Ayer nomás las mesas de los restaurantes se llenaban de platos que hoy brillan por su ausencia. Eran sabores repletos de tradición: desde el aristocrático lomo a la pimienta, símbolo de la cocina afrancesada de los años 80, hasta los chorizos a la pomarola, tan populares y calóricos. La lista de ausencias suma el hígado a la veneciana, los sesos fritos a la romana, el cóctel de camarones, que tan de moda supo estar. Y hay mucho más: ¿dónde quedaron esos pollos al champignon o al ajillo, esas albóndigas con tuco, esos niños envueltos que fueron parte de nuestra historia? ¿Dónde se escondieron las mollejas al verdeo, dónde las papas noisette, que en algún momento supieron presentarse como la evolución elegante de las más rústicas papas fritas?

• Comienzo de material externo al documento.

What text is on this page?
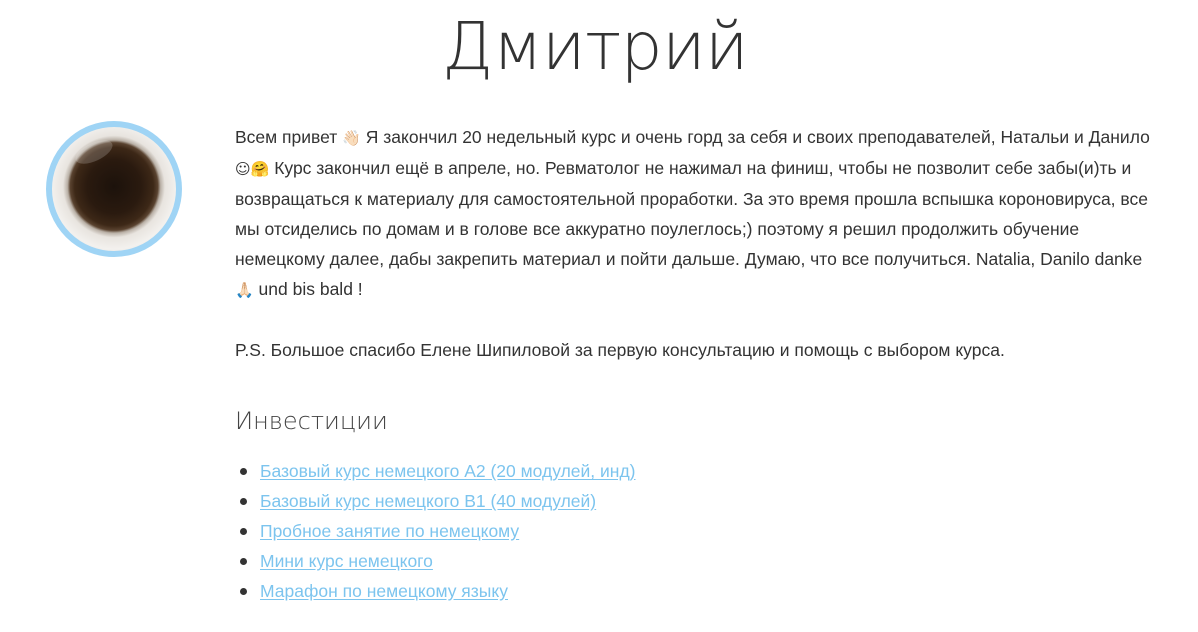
Дмитрий

Всем привет 👋🏻 Я закончил 20 недельный курс и очень горд за себя и своих преподавателей, Натальи и Данило☺🤗 Курс закончил ещё в апреле, но. Ревматолог не нажимал на финиш, чтобы не позволит себе забы(и)ть и возвращаться к материалу для самостоятельной проработки. За это время прошла вспышка короновируса, все мы отсиделись по домам и в голове все аккуратно поулеглось;) поэтому я решил продолжить обучение немецкому далее, дабы закрепить материал и пойти дальше. Думаю, что все получиться. Natalia, Danilo danke 🙏🏻 und bis bald !

P.S. Большое спасибо Елене Шипиловой за первую консультацию и помощь с выбором курса.

Инвестиции
Базовый курс немецкого A2 (20 модулей, инд)
Базовый курс немецкого B1 (40 модулей)
Пробное занятие по немецкому
Мини курс немецкого
Марафон по немецкому языку
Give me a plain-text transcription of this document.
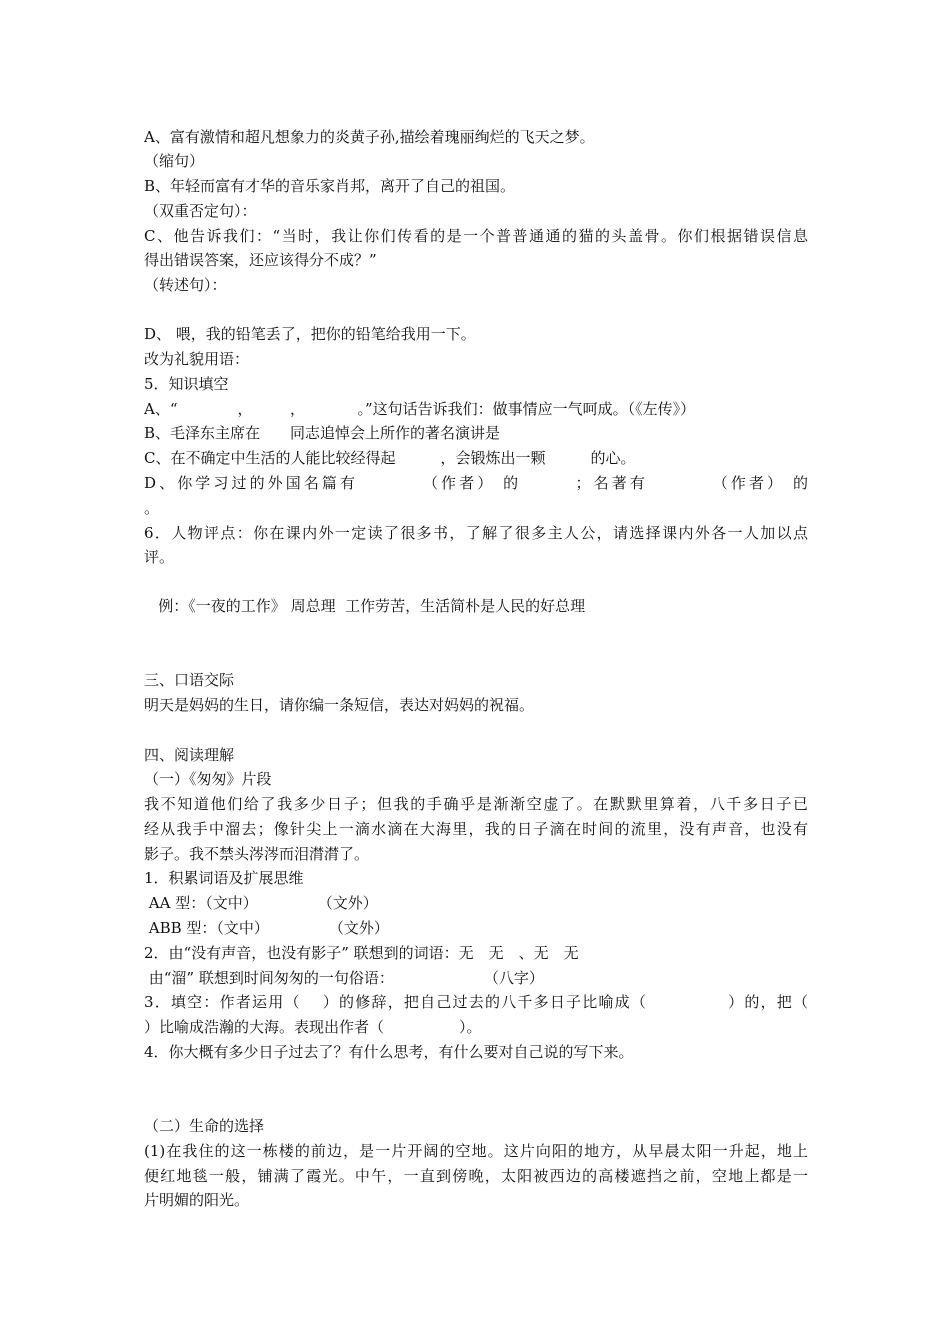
A、富有激情和超凡想象力的炎黄子孙,描绘着瑰丽绚烂的飞天之梦。
（缩句）
B、年轻而富有才华的音乐家肖邦，离开了自己的祖国。
（双重否定句）：
C、他告诉我们：“当时，我让你们传看的是一个普普通通的猫的头盖骨。你们根据错误信息
得出错误答案，还应该得分不成？”
（转述句）：
D、 喂，我的铅笔丢了，把你的铅笔给我用一下。
改为礼貌用语：
5．知识填空
A、“　　　　，　　　，　　　　。”这句话告诉我们：做事情应一气呵成。（《左传》）
B、毛泽东主席在　　同志追悼会上所作的著名演讲是
C、在不确定中生活的人能比较经得起　　　，会锻炼出一颗　　　的心。
D、你学习过的外国名篇有　　　　（作者） 的　　　；名著有　　　　（作者） 的
。
6．人物评点：你在课内外一定读了很多书，了解了很多主人公，请选择课内外各一人加以点
评。
例：《一夜的工作》 周总理  工作劳苦，生活简朴是人民的好总理
三、口语交际
明天是妈妈的生日，请你编一条短信，表达对妈妈的祝福。
四、阅读理解
（一）《匆匆》片段
我不知道他们给了我多少日子；但我的手确乎是渐渐空虚了。在默默里算着，八千多日子已
经从我手中溜去；像针尖上一滴水滴在大海里，我的日子滴在时间的流里，没有声音，也没有
影子。我不禁头涔涔而泪潸潸了。
1．积累词语及扩展思维
AA 型：（文中）　　　　　（文外）
ABB 型：（文中）　　　　　（文外）
2．由“没有声音，也没有影子” 联想到的词语：无　无　、无　无
由“溜” 联想到时间匆匆的一句俗语：　　　　　　　（八字）
3．填空：作者运用（　 ）的修辞，把自己过去的八千多日子比喻成（　　　　　）的，把（
）比喻成浩瀚的大海。表现出作者（　　　　　）。
4．你大概有多少日子过去了？有什么思考，有什么要对自己说的写下来。
（二）生命的选择
(1)在我住的这一栋楼的前边，是一片开阔的空地。这片向阳的地方，从早晨太阳一升起，地上
便红地毯一般，铺满了霞光。中午，一直到傍晚，太阳被西边的高楼遮挡之前，空地上都是一
片明媚的阳光。
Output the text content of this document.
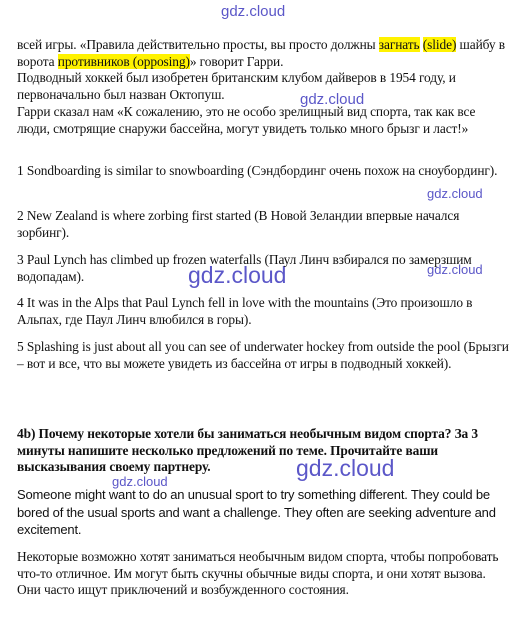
gdz.cloud
gdz.cloud
gdz.cloud
gdz.cloud	gdz.cloud
gdz.cloud
gdz.cloud
всей игры. «Правила действительно просты, вы просто должны загнать (slide) шайбу в ворота противников (opposing)» говорит Гарри.
Подводный хоккей был изобретен британским клубом дайверов в 1954 году, и первоначально был назван Октопуш.
Гарри сказал нам «К сожалению, это не особо зрелищный вид спорта, так как все люди, смотрящие снаружи бассейна, могут увидеть только много брызг и ласт!»
1 Sondboarding is similar to snowboarding (Сэндбординг очень похож на сноубординг).
2 New Zealand is where zorbing first started (В Новой Зеландии впервые начался зорбинг).
3 Paul Lynch has climbed up frozen waterfalls (Паул Линч взбирался по замерзшим водопадам).
4 It was in the Alps that Paul Lynch fell in love with the mountains (Это произошло в Альпах, где Паул Линч влюбился в горы).
5 Splashing is just about all you can see of underwater hockey from outside the pool (Брызги – вот и все, что вы можете увидеть из бассейна от игры в подводный хоккей).
4b) Почему некоторые хотели бы заниматься необычным видом спорта? За 3 минуты напишите несколько предложений по теме. Прочитайте ваши высказывания своему партнеру.
Someone might want to do an unusual sport to try something different. They could be bored of the usual sports and want a challenge. They often are seeking adventure and excitement.
Некоторые возможно хотят заниматься необычным видом спорта, чтобы попробовать что-то отличное. Им могут быть скучны обычные виды спорта, и они хотят вызова. Они часто ищут приключений и возбужденного состояния.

Entre las entradas frías, el trono pertenecía al reino agridulce: melón con jamón, ensalada Waldorf, palmitos con salsa golf. En los postres, arreciaban el bombón suizo o el almendrado. En los restaurantes de la Costanera Norte los niños se encandilaban con las copas heladas con su oblea clavada por encima o por el más reciente banana split, de auge efímero; mientras, los adultos disfrutaban un Don Pedro, potenciado por una medida de whisky escocés. La conversación gastronómica de esos años no estaba conquistada por el chocolate Dubái, sino por el Postre Balcarce, el Leguizamo, la isla flotante y la sopa inglesa. “Hubo un momento en que el comensal se volvió más ‘fifí’ y empezó a mirar con desconfianza platos que antes eran muy normales. En casos como el hígado, los riñones o el seso, hay una generación que empezó a verlos con cierto rechazo, como si fueran demasiado rústicos o hasta poco finos”, cuenta Milagros Carro, parte de la familia propietaria del emblemático Miramar, un bastión de la cocina porteña que desde 1950 ocupa la misma esquina (San Juan 1999).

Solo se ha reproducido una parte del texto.